Approximate tensor-product preconditioners for very high order discontinuous Galerkin methods

In this paper, we develop a new tensor-product based preconditioner for discontinuous Galerkin methods with polynomial degrees higher than those typically employed. This preconditioner uses an automatic, purely algebraic method to approximate the exact block Jacobi preconditioner by Kronecker products of several small, one-dimensional matrices. Traditional matrix-based preconditioners require $\mathcal{O}(p^{2d})$ storage and $\mathcal{O}(p^{3d})$ computational work, where $p$ is the degree of basis polynomials used, and $d$ is the spatial dimension.
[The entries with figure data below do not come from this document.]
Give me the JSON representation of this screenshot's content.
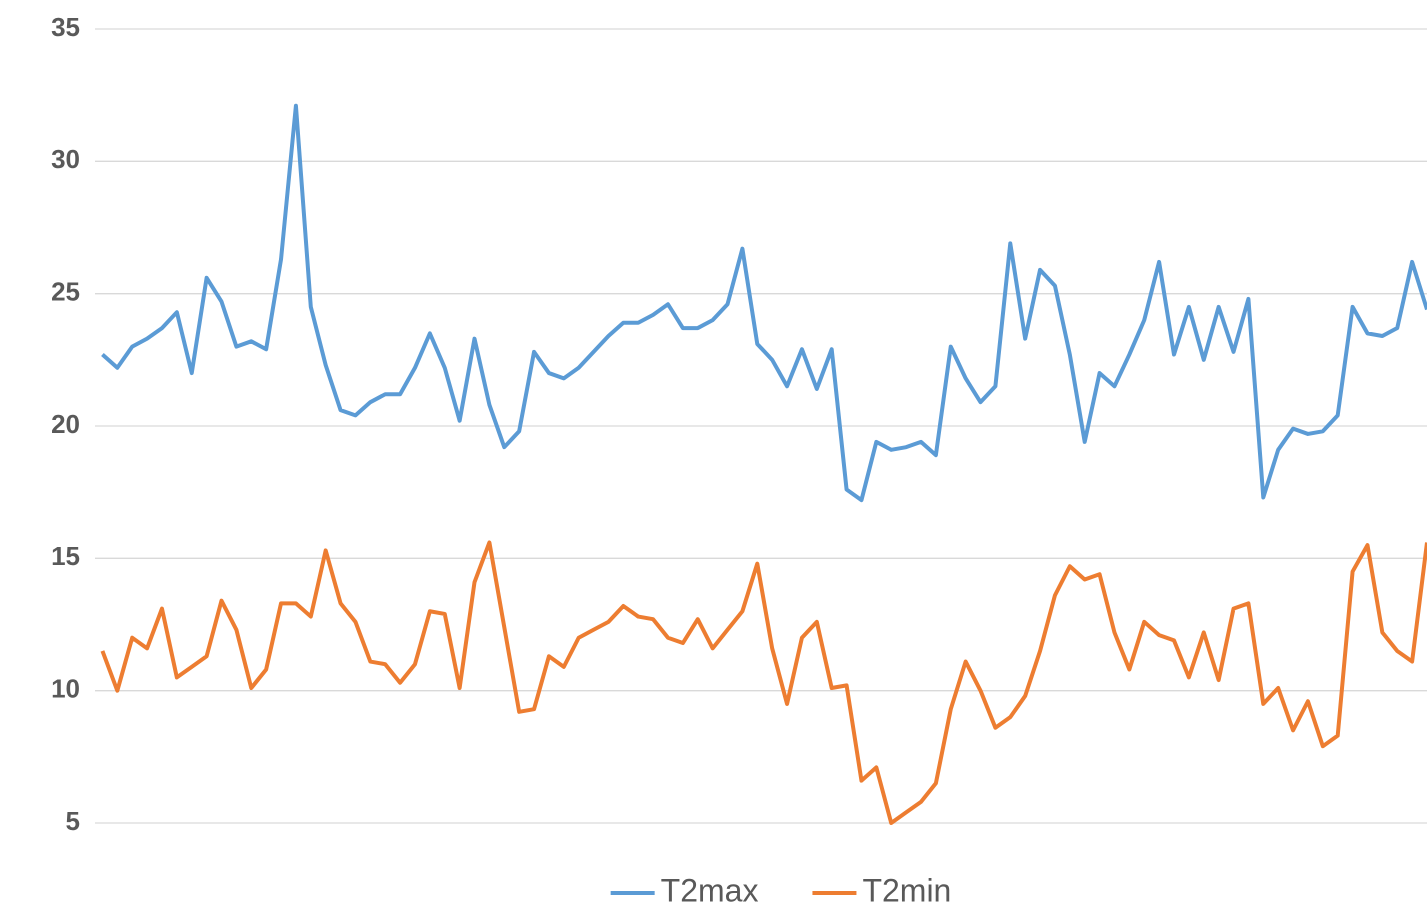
{
  "chart_data": {
    "type": "line",
    "series": [
      {
        "name": "T2max",
        "color": "#5b9bd5",
        "values": [
          22.7,
          22.2,
          23.0,
          23.3,
          23.7,
          24.3,
          22.0,
          25.6,
          24.7,
          23.0,
          23.2,
          22.9,
          26.3,
          32.1,
          24.5,
          22.3,
          20.6,
          20.4,
          20.9,
          21.2,
          21.2,
          22.2,
          23.5,
          22.2,
          20.2,
          23.3,
          20.8,
          19.2,
          19.8,
          22.8,
          22.0,
          21.8,
          22.2,
          22.8,
          23.4,
          23.9,
          23.9,
          24.2,
          24.6,
          23.7,
          23.7,
          24.0,
          24.6,
          26.7,
          23.1,
          22.5,
          21.5,
          22.9,
          21.4,
          22.9,
          17.6,
          17.2,
          19.4,
          19.1,
          19.2,
          19.4,
          18.9,
          23.0,
          21.8,
          20.9,
          21.5,
          26.9,
          23.3,
          25.9,
          25.3,
          22.7,
          19.4,
          22.0,
          21.5,
          22.7,
          24.0,
          26.2,
          22.7,
          24.5,
          22.5,
          24.5,
          22.8,
          24.8,
          17.3,
          19.1,
          19.9,
          19.7,
          19.8,
          20.4,
          24.5,
          23.5,
          23.4,
          23.7,
          26.2,
          24.4
        ]
      },
      {
        "name": "T2min",
        "color": "#ed7d31",
        "values": [
          11.5,
          10.0,
          12.0,
          11.6,
          13.1,
          10.5,
          10.9,
          11.3,
          13.4,
          12.3,
          10.1,
          10.8,
          13.3,
          13.3,
          12.8,
          15.3,
          13.3,
          12.6,
          11.1,
          11.0,
          10.3,
          11.0,
          13.0,
          12.9,
          10.1,
          14.1,
          15.6,
          12.4,
          9.2,
          9.3,
          11.3,
          10.9,
          12.0,
          12.3,
          12.6,
          13.2,
          12.8,
          12.7,
          12.0,
          11.8,
          12.7,
          11.6,
          12.3,
          13.0,
          14.8,
          11.6,
          9.5,
          12.0,
          12.6,
          10.1,
          10.2,
          6.6,
          7.1,
          5.0,
          5.4,
          5.8,
          6.5,
          9.3,
          11.1,
          10.0,
          8.6,
          9.0,
          9.8,
          11.5,
          13.6,
          14.7,
          14.2,
          14.4,
          12.2,
          10.8,
          12.6,
          12.1,
          11.9,
          10.5,
          12.2,
          10.4,
          13.1,
          13.3,
          9.5,
          10.1,
          8.5,
          9.6,
          7.9,
          8.3,
          14.5,
          15.5,
          12.2,
          11.5,
          11.1,
          15.6
        ]
      }
    ],
    "ylim": [
      5,
      35
    ],
    "yticks": [
      5,
      10,
      15,
      20,
      25,
      30,
      35
    ],
    "grid": true,
    "legend": "bottom"
  }
}
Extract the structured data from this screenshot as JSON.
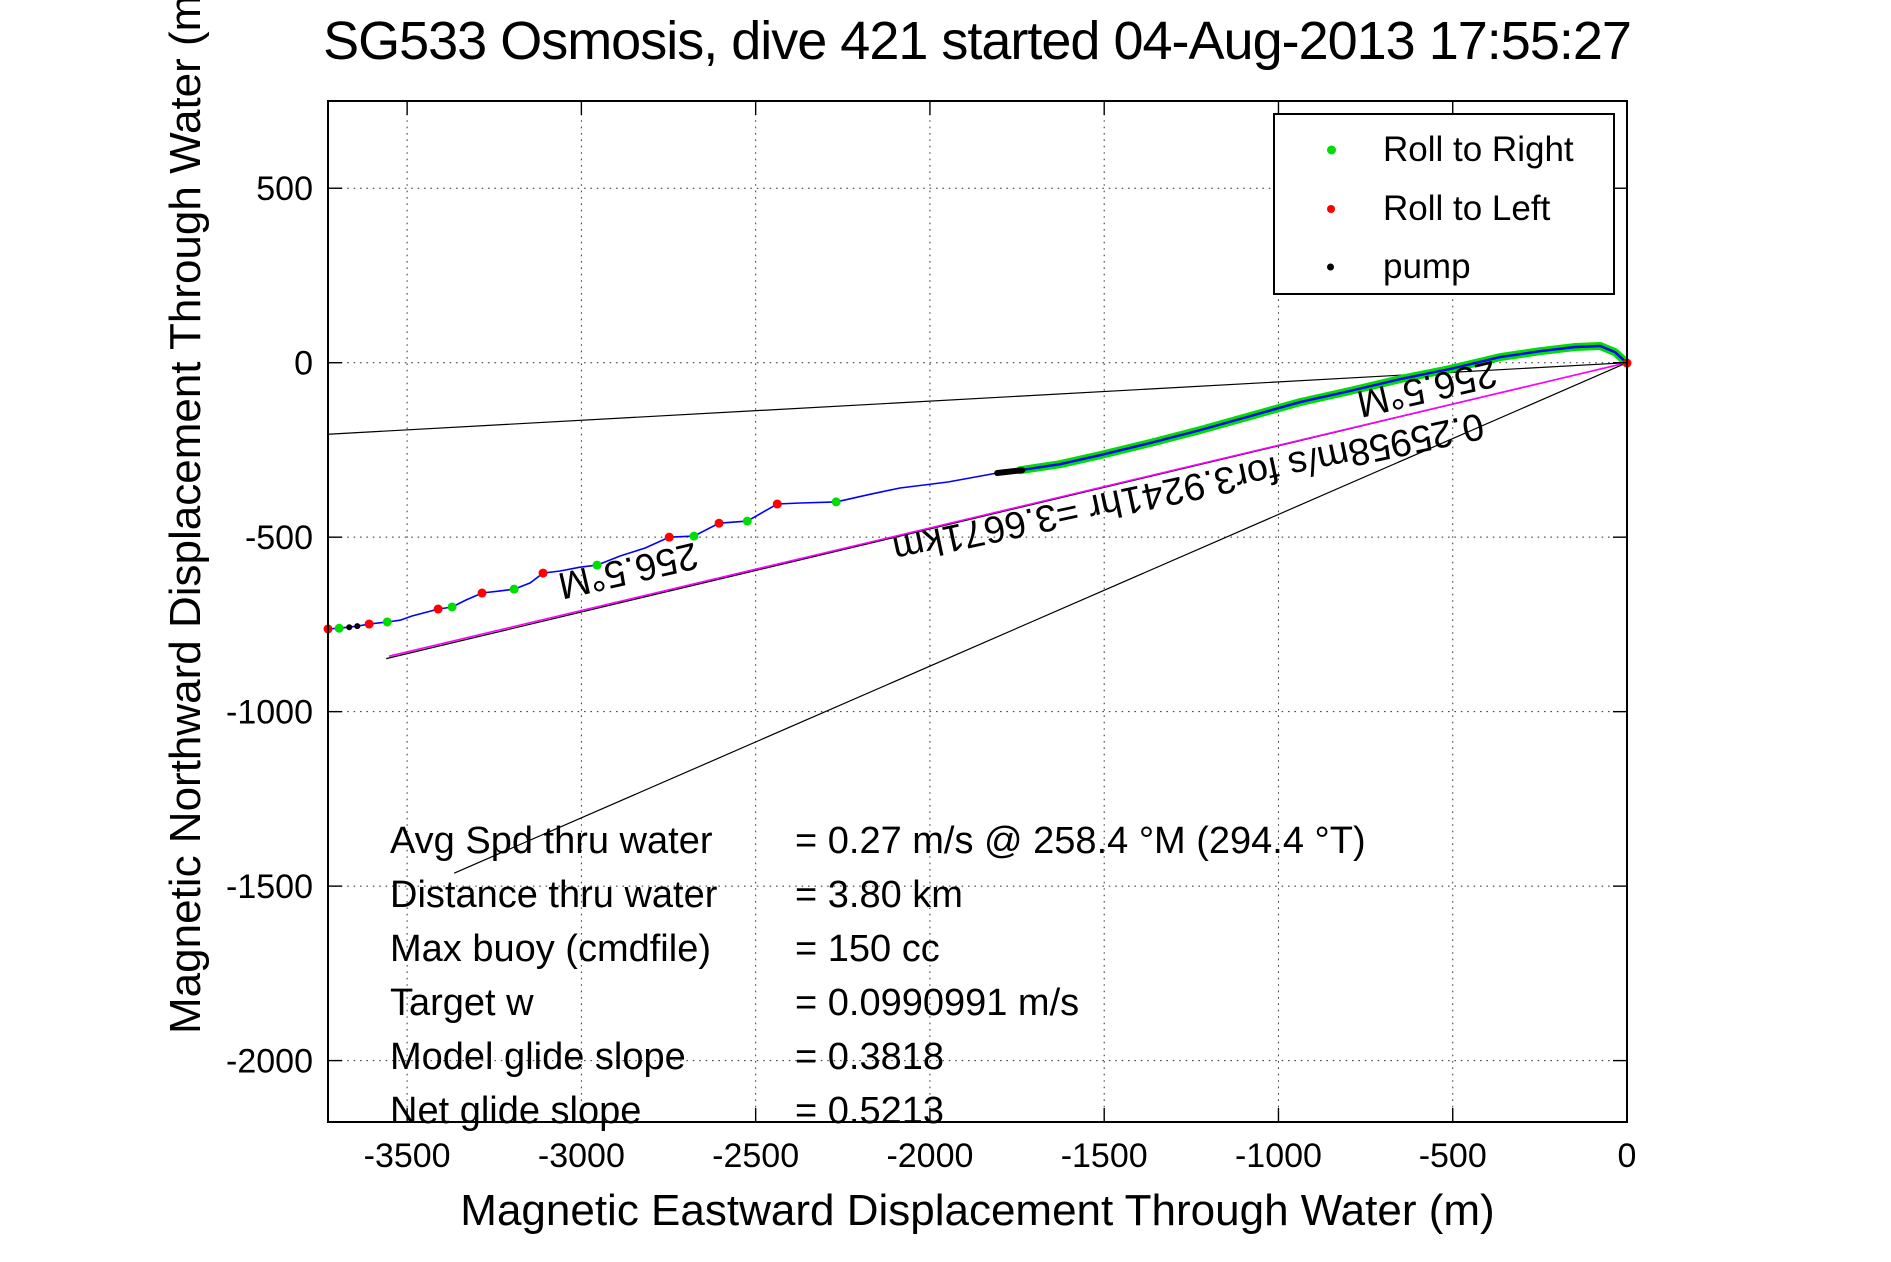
{
  "title": "SG533 Osmosis, dive 421 started 04-Aug-2013 17:55:27",
  "axes": {
    "xlabel": "Magnetic Eastward Displacement Through Water (m)",
    "ylabel": "Magnetic Northward Displacement Through Water (m)"
  },
  "legend": {
    "items": [
      {
        "label": "Roll to Right",
        "color": "#00dd00"
      },
      {
        "label": "Roll to Left",
        "color": "#ff0000"
      },
      {
        "label": "pump",
        "color": "#000000"
      }
    ]
  },
  "stats": {
    "rows": [
      {
        "label": "Avg Spd thru water",
        "value": "=  0.27 m/s @ 258.4 °M (294.4 °T)"
      },
      {
        "label": "Distance thru water",
        "value": "=  3.80 km"
      },
      {
        "label": "Max buoy (cmdfile)",
        "value": "= 150 cc"
      },
      {
        "label": "Target w",
        "value": "= 0.0990991 m/s"
      },
      {
        "label": "Model glide slope",
        "value": "= 0.3818"
      },
      {
        "label": "Net glide slope",
        "value": "= 0.5213"
      }
    ]
  },
  "chart_data": {
    "type": "line",
    "title": "SG533 Osmosis, dive 421 started 04-Aug-2013 17:55:27",
    "xlabel": "Magnetic Eastward Displacement Through Water (m)",
    "ylabel": "Magnetic Northward Displacement Through Water (m)",
    "xlim": [
      -3727,
      0
    ],
    "ylim": [
      -2176,
      750
    ],
    "x_ticks": [
      -3500,
      -3000,
      -2500,
      -2000,
      -1500,
      -1000,
      -500,
      0
    ],
    "y_ticks": [
      500,
      0,
      -500,
      -1000,
      -1500,
      -2000
    ],
    "grid": "dotted",
    "legend_position": "upper right",
    "track": {
      "name": "dive-track-through-water",
      "color": "#0000ff",
      "points": [
        [
          -3727,
          -763
        ],
        [
          -3695,
          -761
        ],
        [
          -3669,
          -758
        ],
        [
          -3643,
          -755
        ],
        [
          -3609,
          -749
        ],
        [
          -3557,
          -743
        ],
        [
          -3520,
          -738
        ],
        [
          -3486,
          -726
        ],
        [
          -3411,
          -706
        ],
        [
          -3371,
          -700
        ],
        [
          -3331,
          -680
        ],
        [
          -3285,
          -660
        ],
        [
          -3233,
          -654
        ],
        [
          -3193,
          -649
        ],
        [
          -3147,
          -631
        ],
        [
          -3110,
          -603
        ],
        [
          -3061,
          -597
        ],
        [
          -3004,
          -586
        ],
        [
          -2955,
          -580
        ],
        [
          -2889,
          -554
        ],
        [
          -2817,
          -531
        ],
        [
          -2748,
          -500
        ],
        [
          -2677,
          -497
        ],
        [
          -2605,
          -460
        ],
        [
          -2524,
          -454
        ],
        [
          -2438,
          -405
        ],
        [
          -2372,
          -402
        ],
        [
          -2269,
          -399
        ],
        [
          -2172,
          -377
        ],
        [
          -2086,
          -359
        ],
        [
          -1948,
          -342
        ],
        [
          -1807,
          -316
        ],
        [
          -1741,
          -308
        ],
        [
          -1627,
          -291
        ],
        [
          -1512,
          -265
        ],
        [
          -1368,
          -230
        ],
        [
          -1225,
          -193
        ],
        [
          -1081,
          -153
        ],
        [
          -938,
          -113
        ],
        [
          -795,
          -81
        ],
        [
          -651,
          -47
        ],
        [
          -508,
          -18
        ],
        [
          -364,
          16
        ],
        [
          -250,
          33
        ],
        [
          -149,
          45
        ],
        [
          -77,
          48
        ],
        [
          -34,
          30
        ],
        [
          0,
          -1
        ]
      ]
    },
    "roll_right_segment": {
      "x_start": -1741,
      "color": "#00dd00",
      "width": 8
    },
    "markers": {
      "roll_right": {
        "color": "#00dd00",
        "size": 4.5,
        "points": [
          [
            -3695,
            -761
          ],
          [
            -3557,
            -743
          ],
          [
            -3371,
            -700
          ],
          [
            -3193,
            -649
          ],
          [
            -2955,
            -580
          ],
          [
            -2677,
            -497
          ],
          [
            -2524,
            -454
          ],
          [
            -2269,
            -399
          ]
        ]
      },
      "roll_left": {
        "color": "#ff0000",
        "size": 4.5,
        "points": [
          [
            -3727,
            -763
          ],
          [
            -3609,
            -749
          ],
          [
            -3411,
            -706
          ],
          [
            -3285,
            -660
          ],
          [
            -3110,
            -603
          ],
          [
            -2748,
            -500
          ],
          [
            -2605,
            -460
          ],
          [
            -2438,
            -405
          ],
          [
            0,
            -1
          ]
        ]
      },
      "pump": {
        "color": "#000000",
        "size": 3,
        "points": [
          [
            -3666,
            -758
          ],
          [
            -3643,
            -755
          ]
        ],
        "segment": [
          [
            -1807,
            -316
          ],
          [
            -1735,
            -308
          ]
        ],
        "segment_width": 6
      }
    },
    "reference_lines": [
      {
        "name": "bearing-line-upper",
        "color": "#000000",
        "width": 1.2,
        "from": [
          0,
          0
        ],
        "to": [
          -3727,
          -205
        ]
      },
      {
        "name": "dac-line-shadow",
        "color": "#000000",
        "width": 1.2,
        "from": [
          0,
          0
        ],
        "to": [
          -3560,
          -848
        ]
      },
      {
        "name": "dac-line",
        "color": "#ff00ff",
        "width": 1.6,
        "from": [
          0,
          0
        ],
        "to": [
          -3552,
          -841
        ]
      },
      {
        "name": "bearing-line-lower",
        "color": "#000000",
        "width": 1.2,
        "from": [
          0,
          0
        ],
        "to": [
          -3365,
          -1463
        ]
      }
    ],
    "annotations": [
      {
        "text": "256.5°M",
        "x": -574,
        "y": -73,
        "angle": 167
      },
      {
        "text": "0.25958m/s for3.9241hr =3.6671km",
        "x": -1259,
        "y": -357,
        "angle": 168
      },
      {
        "text": "256.5°M",
        "x": -2866,
        "y": -594,
        "angle": 167
      }
    ]
  }
}
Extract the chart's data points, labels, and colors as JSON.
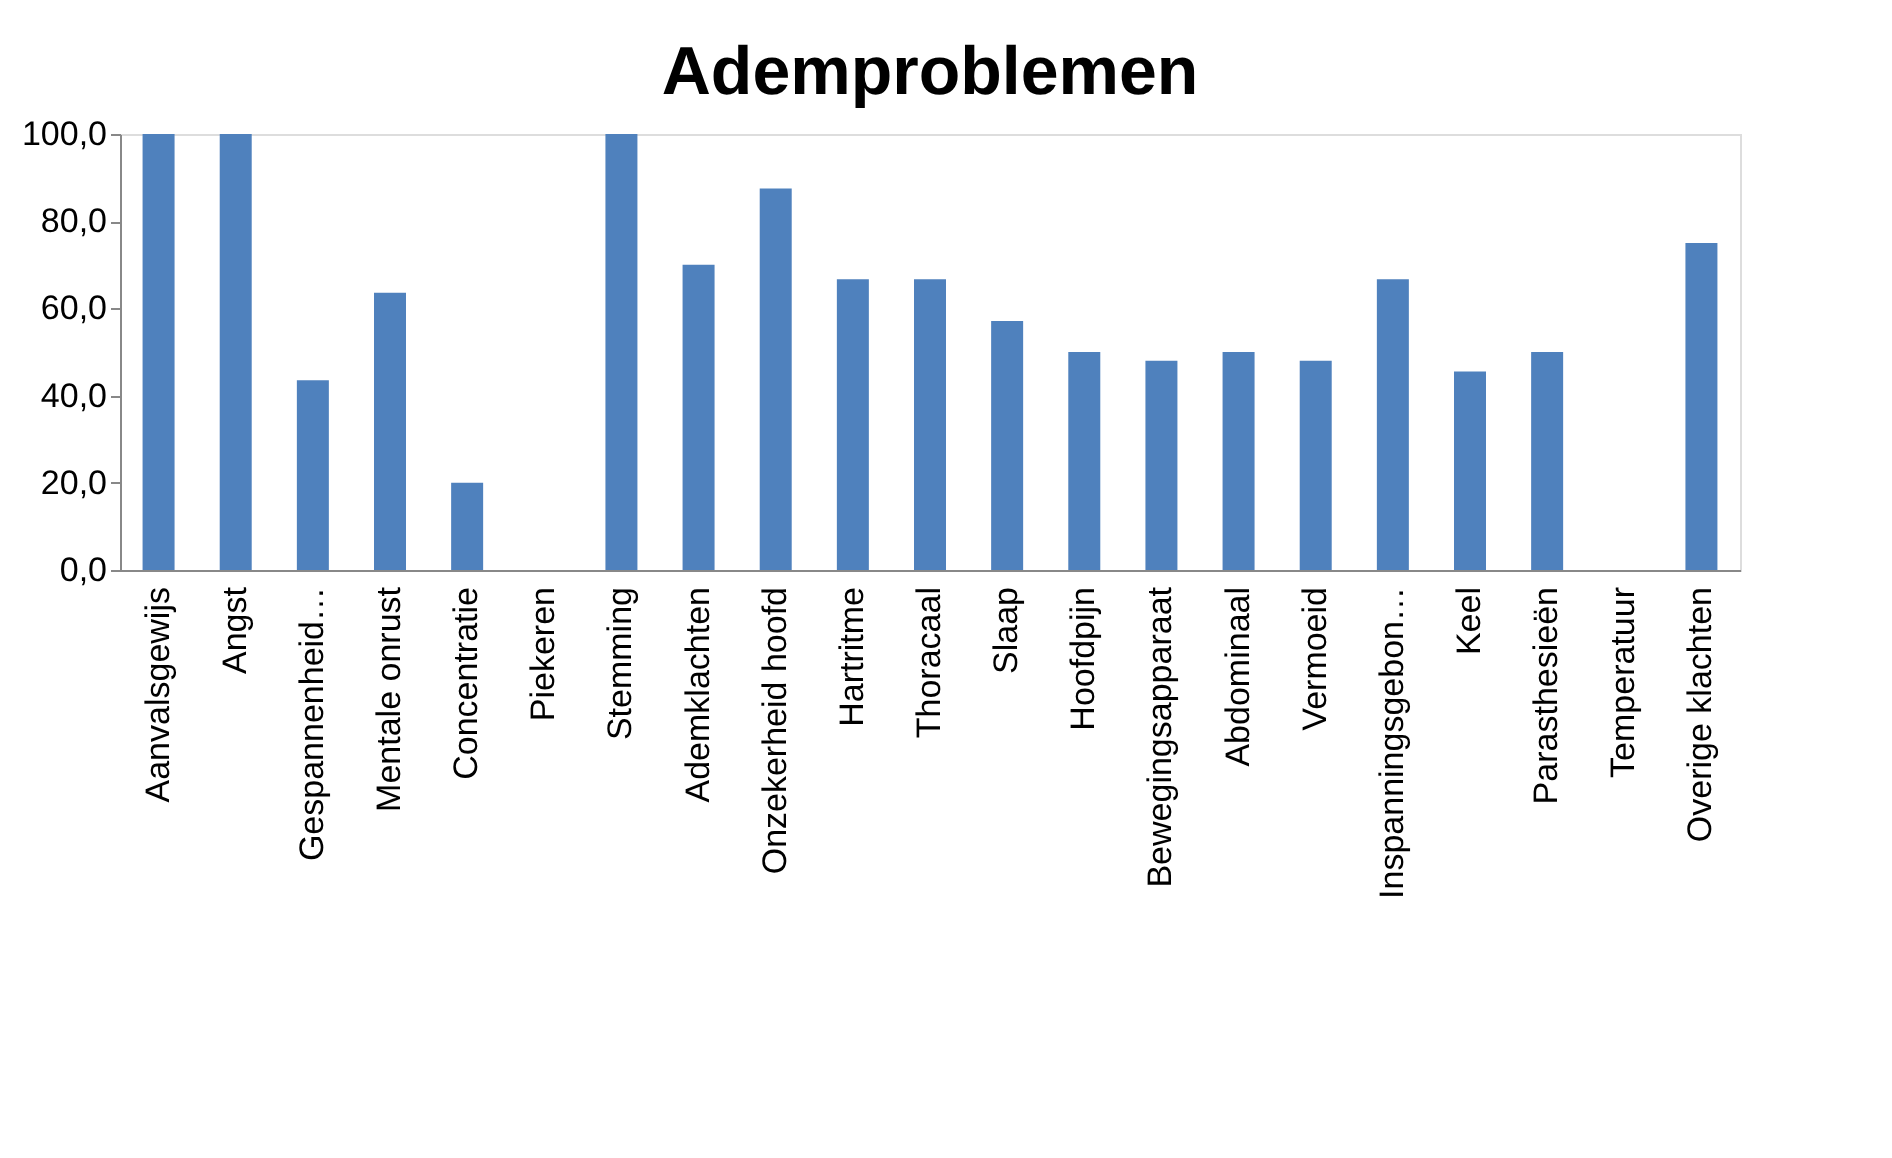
{
  "chart_data": {
    "type": "bar",
    "title": "Ademproblemen",
    "categories": [
      "Aanvalsgewijs",
      "Angst",
      "Gespannenheid…",
      "Mentale onrust",
      "Concentratie",
      "Piekeren",
      "Stemming",
      "Ademklachten",
      "Onzekerheid hoofd",
      "Hartritme",
      "Thoracaal",
      "Slaap",
      "Hoofdpijn",
      "Bewegingsapparaat",
      "Abdominaal",
      "Vermoeid",
      "Inspanningsgebon…",
      "Keel",
      "Parasthesieën",
      "Temperatuur",
      "Overige klachten"
    ],
    "values": [
      100,
      100,
      43.5,
      63.6,
      20,
      0,
      100,
      70,
      87.5,
      66.7,
      66.7,
      57.1,
      50,
      48,
      50,
      48,
      66.7,
      45.5,
      50,
      0,
      75
    ],
    "color": "#4f81bd",
    "ylim": [
      0,
      100
    ],
    "yticks": [
      {
        "value": 0,
        "label": "0,0"
      },
      {
        "value": 20,
        "label": "20,0"
      },
      {
        "value": 40,
        "label": "40,0"
      },
      {
        "value": 60,
        "label": "60,0"
      },
      {
        "value": 80,
        "label": "80,0"
      },
      {
        "value": 100,
        "label": "100,0"
      }
    ],
    "grid": false
  }
}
Our SVD-based tensor-product preconditioner requires $\mathcal{O}(p^{d+1})$ storage, $\mathcal{O}(p^{d+1})$ work in two spatial dimensions, and $\mathcal{O}(p^{d+2})$ work in three spatial dimensions. Combined with a matrix-free Newton-Krylov solver, these preconditioners allow for the solution of DG systems in linear time in $p$ per degree of freedom in 2D, and reduce the computational complexity from $\mathcal{O}(p^9)$ to $\mathcal{O}(p^5)$ in 3D. Numerical results are shown in 2D and 3D for the advection and Euler equations, using polynomials of degree up to $p=15$. For many test cases, the preconditioner results in similar iteration counts when compared with the exact block Jacobi preconditioner, and performance is significantly improved for high polynomial degrees $p$.